This week started the same as many others. A race to keep up with work and home. A balancing act between pleasing my employer and enjoying my husband and children. Somehow fitting football practice for our middle boy into the already cramped evening schedule. Finishing homework in time for supper, baths and maybe a little tv time. Helping a teenager with homework that doesn't look anything like what I did in high school. The house always needs cleaning. And, all the time, I'm feeling like there is something I've forgotten to do or someone I didn't give enough attention.
Have I given each person the best of me?
I'm in a hurry ... pretty much all the time. I work a forty hour week and I have three boys. Between work and keeping up with all our schedules, there is little time in between for quiet or slow time. My husband wants me to stop and sit with him for just a little while. The boys want me to read a book before bedtime. I say no to both because there is housework to do and there are clothes to get ready for the next day.
Who is getting the best of me?
This week, I took a few days off work. This morning, I drove the boys to school. I don't get to do that very often. I'm generally at work by the time my husband pulls into the school parking lot to send the boys off for school.
First stop, the high school to drop off our oldest boy. I think he's grown a foot in the past few weeks. He knows I love him but I say it one last time before he leaves the car. I watch him until he's inside the doors. Then, I pull away for the second stop ... the elementary school for our younger boys. We were a little early, so I parked and waited for a few minutes.
That's when I found it. The best of me. The me I was looking for at the beginning of the week. I planned out my vacation days. I needed some "me time." I had been feeling spent at work and the vacation days were an effort to "fill up." I needed something to help me focus, something to let me know this crazy race is worth every step and breath.
In that moment, my youngest boy asked to move up to the front and sit on my lap. Our middle boy was in the passenger seat and for the first time ... in a long time ... I said "yes." I'm usually in too big of a hurry to stop and let them in the front. Today, what would it hurt? He crawled over the armrest, laughing. We turned up the radio and pulled down the sun visors. Country music spilled out of the speakers and we started making silly faces in the visor mirrors.
My boys ran into school ... laughing and smiling. They turned back long enough to yell ... "love you, mom!" And, in their smiles, I saw the best of me.
The best of me is ... the mommy who takes time to be silly, the wife that stops to sit and talk, the child of God who slows down long enough to enjoy the life He's given me.

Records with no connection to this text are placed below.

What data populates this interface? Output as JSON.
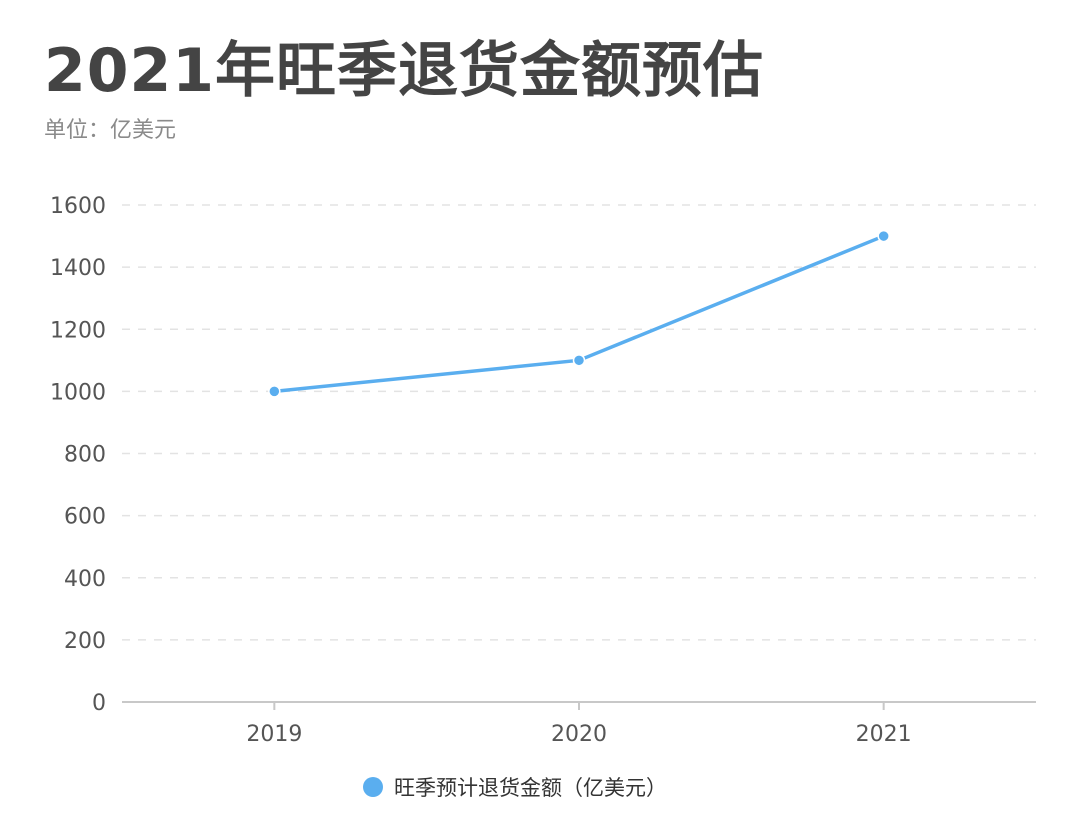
{
  "header": {
    "title": "2021年旺季退货金额预估",
    "subtitle": "单位：亿美元"
  },
  "colors": {
    "series": "#5aaeef",
    "grid": "#e3e3e3",
    "axis": "#c8c8c8"
  },
  "chart_data": {
    "type": "line",
    "title": "2021年旺季退货金额预估",
    "subtitle": "单位：亿美元",
    "xlabel": "",
    "ylabel": "",
    "categories": [
      "2019",
      "2020",
      "2021"
    ],
    "series": [
      {
        "name": "旺季预计退货金额（亿美元）",
        "values": [
          1000,
          1100,
          1500
        ]
      }
    ],
    "ylim": [
      0,
      1600
    ],
    "yticks": [
      "0",
      "200",
      "400",
      "600",
      "800",
      "1000",
      "1200",
      "1400",
      "1600"
    ],
    "grid": true,
    "legend": "bottom-center"
  }
}
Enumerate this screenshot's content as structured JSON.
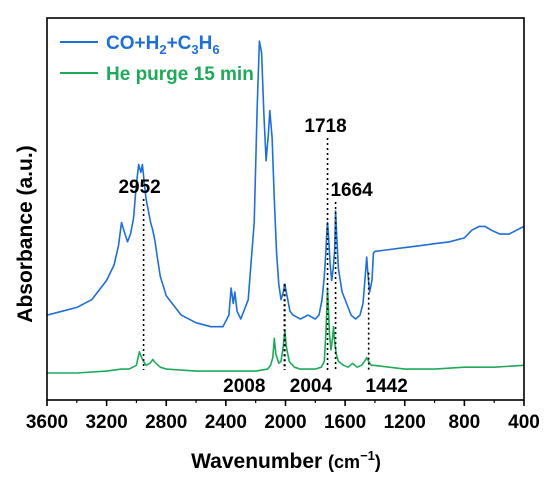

Are you busy? Do you find yourself going so fast you can't keep up? That was me at the beginning of the week. Trust me, slow down. If you do, you'll find out ... the house will get clean later, the clothes will get washed and put away later, so what if the kids don't go to bed at a set time every night ...
The best of me has been there, right in front of my eyes. All I needed to do was slow down long enough to see it.